At these rates, our two clusters will take three years to break even with an Amazon EC2 and S3 implementation. The discrepancy between these figures and those given in section 2.1 is a reflection of the lower number of CPU cores per node in our older hardware, as well as our low hosting costs. Even with this older hardware, a utilization level of 25% is enough to bring the break-even point down to two years.
For our projects – and we believe this is true for others too – it is difficult to budget for computation and storage needs.
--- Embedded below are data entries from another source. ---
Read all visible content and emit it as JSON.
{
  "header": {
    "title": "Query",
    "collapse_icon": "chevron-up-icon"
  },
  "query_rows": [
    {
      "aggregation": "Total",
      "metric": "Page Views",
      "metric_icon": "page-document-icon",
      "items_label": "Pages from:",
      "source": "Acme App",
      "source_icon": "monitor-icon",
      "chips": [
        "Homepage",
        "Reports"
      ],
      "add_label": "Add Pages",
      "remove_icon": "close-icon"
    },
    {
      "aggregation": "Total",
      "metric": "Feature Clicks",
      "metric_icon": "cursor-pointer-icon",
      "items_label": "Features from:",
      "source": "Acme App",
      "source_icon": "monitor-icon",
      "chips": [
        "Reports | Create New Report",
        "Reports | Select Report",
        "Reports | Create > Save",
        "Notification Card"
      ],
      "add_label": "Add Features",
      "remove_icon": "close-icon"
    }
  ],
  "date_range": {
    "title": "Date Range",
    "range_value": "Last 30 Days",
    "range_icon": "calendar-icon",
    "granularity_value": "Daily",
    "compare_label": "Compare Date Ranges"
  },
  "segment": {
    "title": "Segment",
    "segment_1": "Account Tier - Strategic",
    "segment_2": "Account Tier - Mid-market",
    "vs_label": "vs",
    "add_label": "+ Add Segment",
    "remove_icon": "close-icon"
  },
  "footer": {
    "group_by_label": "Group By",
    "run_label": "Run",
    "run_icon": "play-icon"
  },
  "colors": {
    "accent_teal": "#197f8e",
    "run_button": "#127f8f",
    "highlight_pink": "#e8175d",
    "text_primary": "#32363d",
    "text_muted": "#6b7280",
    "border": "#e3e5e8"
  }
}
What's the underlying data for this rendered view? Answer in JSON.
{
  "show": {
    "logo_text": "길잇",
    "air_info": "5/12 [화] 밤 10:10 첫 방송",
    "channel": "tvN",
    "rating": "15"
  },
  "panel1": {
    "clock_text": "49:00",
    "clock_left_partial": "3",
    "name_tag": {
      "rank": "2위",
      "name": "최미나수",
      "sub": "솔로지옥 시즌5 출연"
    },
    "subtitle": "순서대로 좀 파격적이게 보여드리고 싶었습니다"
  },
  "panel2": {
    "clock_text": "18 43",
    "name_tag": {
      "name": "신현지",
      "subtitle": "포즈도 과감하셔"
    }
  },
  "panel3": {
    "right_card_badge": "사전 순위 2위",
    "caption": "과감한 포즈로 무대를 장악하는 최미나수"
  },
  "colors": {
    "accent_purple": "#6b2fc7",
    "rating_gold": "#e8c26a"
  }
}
How much we want depends on how much it costs. A platform for universal personalized medicine should permit individuals to form small communities that suit their own needs, while retaining much of the economy of scale available to much larger communities. We believe that this can be achieved by building a highly decentralized global network of Free Factories that allocate underutilized resources through market mechanisms.
Others have explored the possibility of capturing market signals from users and we believe this is an attractive way to allocate resources for our applications in the long term [4, 10, 26]. Since we have control of our architecture from the hardware up, we hope that implementation and experimentation with such mechanisms will be provide an opportunity for fruitful future research.
Finally, in the spirit of free and open source software, we hope others will deploy Free Factories of their own for applications we have never imagined.
This work was supported by a Center for Excellence in Genome Sciences grant from the National Human Genome Research Institute. We would like to thank our anonymous reviewers for providing numerous insightful comments. The process of making revisions was greatly facilitated by our shepherd, John Wilkes. Art Mann at Silicon Mechanics helped us with our hardware related requests both large and small. Finally, we are in debt to many people who provided data and suggestions, and developed applications for Free Factories.